Poster Presentation: Tuesday, May 21, 2024, 2:45 – 6:45 pm, Pavilion
Session: Eye Movements: Clinical

Ethan Pirso1 (), Jude Mitchell2, Curtis Baker1; 1McGill University, 2University of Rochester

For animal subjects, or human patients who have difficulty with conventional measurement methods, finding the best optical correction for refractive errors can be challenging. Refractive corrections are of growing concern in vision research due to the high prevalence of myopia in humans, but also with some colony-reared animals used in research. Traditional methods like psychophysical paradigms require extensive training or retinoscopy, which in animals requires anesthesia. However, tracking a moving target on a blank background is a natural task that is relatively easy for subjects to learn and execute. Here we used continuous psychophysics and eye tracking to measure contrast thresholds and assess refractive errors. Using custom MATLAB software with PsychToolbox-3 and an EyeLink 1000 eye tracker, we evaluated refractive errors by monitoring contrast sensitivity during dynamic visual stimulus tracking with gradually decreasing contrast.
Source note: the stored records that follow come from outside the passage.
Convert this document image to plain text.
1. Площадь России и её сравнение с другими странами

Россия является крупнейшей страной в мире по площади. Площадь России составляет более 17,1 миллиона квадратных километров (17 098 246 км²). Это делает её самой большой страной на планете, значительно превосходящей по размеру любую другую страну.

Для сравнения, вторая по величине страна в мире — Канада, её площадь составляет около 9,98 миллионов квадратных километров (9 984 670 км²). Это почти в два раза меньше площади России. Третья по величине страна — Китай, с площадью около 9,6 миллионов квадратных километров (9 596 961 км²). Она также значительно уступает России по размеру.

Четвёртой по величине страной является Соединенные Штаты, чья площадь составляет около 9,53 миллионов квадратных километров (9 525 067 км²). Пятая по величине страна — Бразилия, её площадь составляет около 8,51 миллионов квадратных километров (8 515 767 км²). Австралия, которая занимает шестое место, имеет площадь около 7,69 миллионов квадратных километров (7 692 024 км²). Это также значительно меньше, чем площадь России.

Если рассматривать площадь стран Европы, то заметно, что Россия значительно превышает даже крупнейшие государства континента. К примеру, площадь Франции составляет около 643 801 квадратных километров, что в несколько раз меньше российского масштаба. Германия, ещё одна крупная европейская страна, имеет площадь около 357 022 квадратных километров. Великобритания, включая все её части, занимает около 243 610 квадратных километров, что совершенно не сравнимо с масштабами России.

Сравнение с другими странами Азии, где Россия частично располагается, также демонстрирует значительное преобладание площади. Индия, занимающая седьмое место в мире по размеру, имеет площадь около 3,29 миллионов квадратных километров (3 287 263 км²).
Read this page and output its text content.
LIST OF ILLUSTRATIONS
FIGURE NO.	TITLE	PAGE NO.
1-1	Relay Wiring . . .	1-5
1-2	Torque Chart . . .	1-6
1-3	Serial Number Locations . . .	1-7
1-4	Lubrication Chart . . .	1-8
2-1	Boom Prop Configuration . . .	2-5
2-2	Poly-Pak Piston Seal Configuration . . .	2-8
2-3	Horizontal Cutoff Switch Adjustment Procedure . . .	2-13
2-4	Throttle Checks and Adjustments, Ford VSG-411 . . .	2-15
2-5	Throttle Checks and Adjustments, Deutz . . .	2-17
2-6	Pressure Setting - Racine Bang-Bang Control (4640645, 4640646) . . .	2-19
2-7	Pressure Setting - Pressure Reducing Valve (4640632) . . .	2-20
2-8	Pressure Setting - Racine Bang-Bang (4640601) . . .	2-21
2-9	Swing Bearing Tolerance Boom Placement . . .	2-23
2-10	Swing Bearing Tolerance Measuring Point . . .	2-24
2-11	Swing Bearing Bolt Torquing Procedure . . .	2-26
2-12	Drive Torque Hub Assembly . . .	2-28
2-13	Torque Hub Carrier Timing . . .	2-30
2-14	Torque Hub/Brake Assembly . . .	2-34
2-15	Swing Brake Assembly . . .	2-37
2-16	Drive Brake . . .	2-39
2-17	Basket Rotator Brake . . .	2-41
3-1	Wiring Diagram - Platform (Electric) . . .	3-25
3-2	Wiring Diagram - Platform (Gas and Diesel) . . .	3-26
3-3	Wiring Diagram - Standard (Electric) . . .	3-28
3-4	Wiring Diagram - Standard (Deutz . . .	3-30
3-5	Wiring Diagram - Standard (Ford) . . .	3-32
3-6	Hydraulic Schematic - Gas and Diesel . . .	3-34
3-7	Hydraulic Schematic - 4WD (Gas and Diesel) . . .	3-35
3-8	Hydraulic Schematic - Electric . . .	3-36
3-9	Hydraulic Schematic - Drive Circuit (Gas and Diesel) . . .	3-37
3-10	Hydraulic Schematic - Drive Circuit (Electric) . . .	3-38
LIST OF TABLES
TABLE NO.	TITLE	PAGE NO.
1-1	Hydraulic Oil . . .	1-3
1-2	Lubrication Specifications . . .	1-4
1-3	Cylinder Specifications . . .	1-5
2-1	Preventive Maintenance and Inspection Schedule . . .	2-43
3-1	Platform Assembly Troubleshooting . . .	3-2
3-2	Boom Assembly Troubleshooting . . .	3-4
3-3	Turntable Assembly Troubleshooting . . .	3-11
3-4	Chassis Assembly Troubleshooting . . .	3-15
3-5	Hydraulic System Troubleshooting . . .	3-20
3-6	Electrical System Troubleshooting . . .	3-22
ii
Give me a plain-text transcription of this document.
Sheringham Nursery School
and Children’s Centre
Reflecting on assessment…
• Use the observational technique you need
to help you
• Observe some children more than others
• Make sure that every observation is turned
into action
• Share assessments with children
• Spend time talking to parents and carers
Applying this approach to the task of tracking a Gabor stimulus, we evaluated seven spherical lens powers, from -3 to +3 diopters, in successive runs on two human subjects . Each contrast sensitivity measurement necessitated less than a minute of eye tracking data. Contrast thresholds were derived from the positional errors between the target stimulus and the subjects' gaze positions. A plot of contrast threshold vs. lens power showed a clear dependence on positive diopter values and shallow dependence on negative ones, likely due to partial compensation from accommodation. We found that each subject’s optimal lens power coincided with their previously measured corrected-to-normal vision. Our findings demonstrate the utility of continuous psychophysics integrated with eye tracking for more ecologically valid measurements of contrast sensitivity and refractive errors. This method could be used for clinically challenging human populations, and might be adapted for non-human primates such as marmosets or macaques, extensively used in vision research, thereby eliminating the need for anesthesia in retinoscopy or prolonged behavioral training.

Acknowledgements: Funded by Canadian NSERC (RGPIN-2023-03559) and CIHR (MOP-119498) grants to CB.